As you add spliceosome-annotated genes into the clustering, does the appearance of the clustering tree improve?
Install and attach the drosmap
package. This is a simple repackaging of code and data provided at BDGP.
library(BiocInstaller)
biocLite("vjcitn/drosmap")
library(drosmap)
A data.frame of spatially recorded gene expression patterns derived from blastocyst samples is available.
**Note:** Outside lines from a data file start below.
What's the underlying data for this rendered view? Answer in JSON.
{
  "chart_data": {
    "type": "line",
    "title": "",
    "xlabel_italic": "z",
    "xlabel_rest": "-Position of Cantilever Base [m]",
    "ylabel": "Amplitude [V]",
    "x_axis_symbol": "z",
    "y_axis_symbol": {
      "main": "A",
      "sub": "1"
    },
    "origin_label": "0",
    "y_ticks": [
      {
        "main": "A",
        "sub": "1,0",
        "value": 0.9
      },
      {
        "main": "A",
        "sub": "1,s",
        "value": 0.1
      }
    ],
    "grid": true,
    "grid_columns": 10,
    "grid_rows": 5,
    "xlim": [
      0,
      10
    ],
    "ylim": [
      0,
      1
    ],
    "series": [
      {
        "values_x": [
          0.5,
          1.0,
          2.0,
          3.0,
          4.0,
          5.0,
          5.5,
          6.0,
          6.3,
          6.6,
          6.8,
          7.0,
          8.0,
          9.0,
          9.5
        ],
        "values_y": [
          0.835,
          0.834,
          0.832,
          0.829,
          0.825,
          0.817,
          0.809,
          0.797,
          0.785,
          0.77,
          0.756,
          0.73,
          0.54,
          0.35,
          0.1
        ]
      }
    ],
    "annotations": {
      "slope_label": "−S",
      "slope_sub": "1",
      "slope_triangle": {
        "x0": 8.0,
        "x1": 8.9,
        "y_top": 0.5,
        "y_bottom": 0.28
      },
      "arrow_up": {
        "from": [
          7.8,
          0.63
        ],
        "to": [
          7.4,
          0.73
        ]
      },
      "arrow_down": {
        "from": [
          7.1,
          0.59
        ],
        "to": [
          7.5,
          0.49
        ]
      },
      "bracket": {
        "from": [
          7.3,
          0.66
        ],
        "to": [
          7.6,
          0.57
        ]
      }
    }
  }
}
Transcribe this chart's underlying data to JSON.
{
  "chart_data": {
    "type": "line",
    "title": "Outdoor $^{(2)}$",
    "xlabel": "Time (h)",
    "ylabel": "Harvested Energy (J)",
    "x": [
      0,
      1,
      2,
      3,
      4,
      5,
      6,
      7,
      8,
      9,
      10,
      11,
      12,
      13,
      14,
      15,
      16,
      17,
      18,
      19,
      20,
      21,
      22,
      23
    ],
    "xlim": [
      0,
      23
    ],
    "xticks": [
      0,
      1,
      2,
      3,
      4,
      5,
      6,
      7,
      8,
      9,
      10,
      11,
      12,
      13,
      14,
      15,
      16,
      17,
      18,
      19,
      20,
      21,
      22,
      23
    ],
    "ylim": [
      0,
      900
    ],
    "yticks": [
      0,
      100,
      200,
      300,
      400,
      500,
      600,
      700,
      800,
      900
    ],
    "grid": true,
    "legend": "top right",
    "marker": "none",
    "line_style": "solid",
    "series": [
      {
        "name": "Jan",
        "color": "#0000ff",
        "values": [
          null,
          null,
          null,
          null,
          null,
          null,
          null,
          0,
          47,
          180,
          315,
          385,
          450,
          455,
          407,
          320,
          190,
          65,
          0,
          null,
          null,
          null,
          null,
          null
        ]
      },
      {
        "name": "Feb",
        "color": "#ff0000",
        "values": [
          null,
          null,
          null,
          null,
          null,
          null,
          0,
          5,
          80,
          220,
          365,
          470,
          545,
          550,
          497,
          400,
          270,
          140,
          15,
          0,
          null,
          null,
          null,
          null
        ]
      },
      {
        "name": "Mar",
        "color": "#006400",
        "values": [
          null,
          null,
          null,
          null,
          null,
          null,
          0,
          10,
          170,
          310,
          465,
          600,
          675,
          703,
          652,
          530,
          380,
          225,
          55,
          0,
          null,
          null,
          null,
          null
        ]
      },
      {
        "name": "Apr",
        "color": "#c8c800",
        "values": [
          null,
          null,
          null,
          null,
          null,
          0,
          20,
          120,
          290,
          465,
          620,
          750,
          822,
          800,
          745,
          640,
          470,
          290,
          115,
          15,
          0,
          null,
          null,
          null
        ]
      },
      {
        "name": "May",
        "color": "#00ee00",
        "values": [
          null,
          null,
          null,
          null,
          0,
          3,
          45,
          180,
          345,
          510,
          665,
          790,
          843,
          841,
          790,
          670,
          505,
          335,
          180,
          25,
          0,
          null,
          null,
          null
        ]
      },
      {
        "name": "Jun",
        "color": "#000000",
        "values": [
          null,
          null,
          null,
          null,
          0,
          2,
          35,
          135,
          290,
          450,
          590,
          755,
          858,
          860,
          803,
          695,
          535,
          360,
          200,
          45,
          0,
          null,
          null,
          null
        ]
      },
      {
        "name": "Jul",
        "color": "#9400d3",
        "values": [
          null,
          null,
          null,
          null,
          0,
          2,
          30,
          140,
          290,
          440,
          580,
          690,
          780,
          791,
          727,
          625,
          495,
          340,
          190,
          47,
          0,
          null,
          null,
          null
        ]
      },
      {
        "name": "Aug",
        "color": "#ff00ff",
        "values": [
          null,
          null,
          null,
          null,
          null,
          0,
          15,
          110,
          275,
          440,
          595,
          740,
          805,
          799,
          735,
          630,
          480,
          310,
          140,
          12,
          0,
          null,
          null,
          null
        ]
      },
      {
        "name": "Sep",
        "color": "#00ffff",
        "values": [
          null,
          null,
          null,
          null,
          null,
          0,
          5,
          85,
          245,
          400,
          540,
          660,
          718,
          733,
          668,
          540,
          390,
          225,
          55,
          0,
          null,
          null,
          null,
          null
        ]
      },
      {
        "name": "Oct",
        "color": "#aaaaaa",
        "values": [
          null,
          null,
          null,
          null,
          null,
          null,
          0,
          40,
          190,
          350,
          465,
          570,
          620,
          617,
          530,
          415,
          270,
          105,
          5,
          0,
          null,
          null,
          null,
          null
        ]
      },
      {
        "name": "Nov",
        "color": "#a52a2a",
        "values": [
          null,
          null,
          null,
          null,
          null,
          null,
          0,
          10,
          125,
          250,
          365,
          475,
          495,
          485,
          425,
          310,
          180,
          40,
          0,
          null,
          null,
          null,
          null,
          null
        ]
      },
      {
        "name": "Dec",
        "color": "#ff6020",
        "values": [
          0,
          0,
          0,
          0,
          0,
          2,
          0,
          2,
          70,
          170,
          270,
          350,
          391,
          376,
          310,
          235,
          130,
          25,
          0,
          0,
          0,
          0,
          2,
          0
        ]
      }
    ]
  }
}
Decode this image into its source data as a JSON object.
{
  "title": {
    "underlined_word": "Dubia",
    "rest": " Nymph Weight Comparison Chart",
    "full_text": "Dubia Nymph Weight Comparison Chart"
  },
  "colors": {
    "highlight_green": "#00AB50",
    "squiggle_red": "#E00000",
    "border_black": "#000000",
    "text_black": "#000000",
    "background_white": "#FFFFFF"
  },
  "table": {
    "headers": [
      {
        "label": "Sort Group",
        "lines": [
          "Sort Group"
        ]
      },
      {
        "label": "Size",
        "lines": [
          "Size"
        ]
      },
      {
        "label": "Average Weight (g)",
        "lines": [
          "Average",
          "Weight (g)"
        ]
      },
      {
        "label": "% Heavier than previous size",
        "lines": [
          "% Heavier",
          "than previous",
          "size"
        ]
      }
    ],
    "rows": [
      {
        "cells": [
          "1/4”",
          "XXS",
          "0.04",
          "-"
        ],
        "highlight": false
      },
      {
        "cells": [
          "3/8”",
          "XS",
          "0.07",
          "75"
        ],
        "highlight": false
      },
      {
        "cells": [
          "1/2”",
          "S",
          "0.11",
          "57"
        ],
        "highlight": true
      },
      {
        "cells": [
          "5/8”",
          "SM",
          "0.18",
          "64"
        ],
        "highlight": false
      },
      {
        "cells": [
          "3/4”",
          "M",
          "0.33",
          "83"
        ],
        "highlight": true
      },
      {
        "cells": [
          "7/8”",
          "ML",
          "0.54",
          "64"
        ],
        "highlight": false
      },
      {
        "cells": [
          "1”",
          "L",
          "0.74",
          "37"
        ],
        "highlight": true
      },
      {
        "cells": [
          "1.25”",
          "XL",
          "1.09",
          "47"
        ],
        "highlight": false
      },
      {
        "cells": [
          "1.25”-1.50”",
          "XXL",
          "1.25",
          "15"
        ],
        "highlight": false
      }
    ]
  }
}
We’ll display some examples.
library(drosmap)
## Loading required package: NMF
## Loading required package: pkgmaker
## Loading required package: registry
##
## Attaching package: 'pkgmaker'
## The following object is masked from 'package:S4Vectors':
##
## new2
## The following object is masked from 'package:base':
##
## isNamespaceLoaded
## Loading required package: rngtools
## Loading required package: cluster
## NMF - BioConductor layer [OK] | Shared memory capabilities [NO: bigmemory] | Cores 3/4
## To enable shared memory capabilities, try: install.extras('
## NMF
## ')
##
## Attaching package: 'NMF'
## The following objects are masked from 'package:S4Vectors':
##
## compare, nrun
## Loading required package: knitcitations
## Loading required package: grid
## Loading required package: png
data(expressionPatterns)
data(template)
imageBatchDisplay(expressionPatterns[,1:12],
nrow=3, ncol=4, template=template[,-1])
We’ll reduce the data matrix (for convenience) to 701 unique genes
data(uniqueGenes)
uex = expressionPatterns[,uniqueGenes]
We’ll begin with a factorization using a basis of rank 10.
set.seed(123)
library(NMF)
m10 =nmf(uex, rank=10)
m10
## <Object of class: NMFfit>
## # Model:
## <Object of class:NMFstd>
## features: 405
## basis/rank: 10
## samples: 701
## # Details:
## algorithm: brunet
## seed: random
## RNG: 403L, 624L, ..., 2099891502L [e38d032700af470a3a1013304e0fcab6]
## distance metric: 'KL'
## residuals: 4901.298
## Iterations: 2000
## Timing:
## user system elapsed
## 125.648 0.024 125.697
The authors of the Wu et al. 2016 PNAS paper justify a rank 21 basis.
set.seed(123)
library(NMF)
m21 =nmf(uex, rank=21)
To visualize the clustering of the expression patterns with the rank 10 basis, use
imageBatchDisplay(basis(m10), nrow=4,ncol=3,template=template[,-1])
The ‘predicted’ matrix with the rank 10 basis is
PM10 = basis(m10)%*%coef(m10)
Compare the faithfulness of the rank 10 and rank 21 approximations.
Produce the display of the m21
basis with imageBatchDisplay
and check that the constituents are similar to those shown as principal patterns below (from the Wu et al. paper).
Can any of the patterns found with the rank 10 basis be mapped to key anatomical components of the blastocyst fate schematic?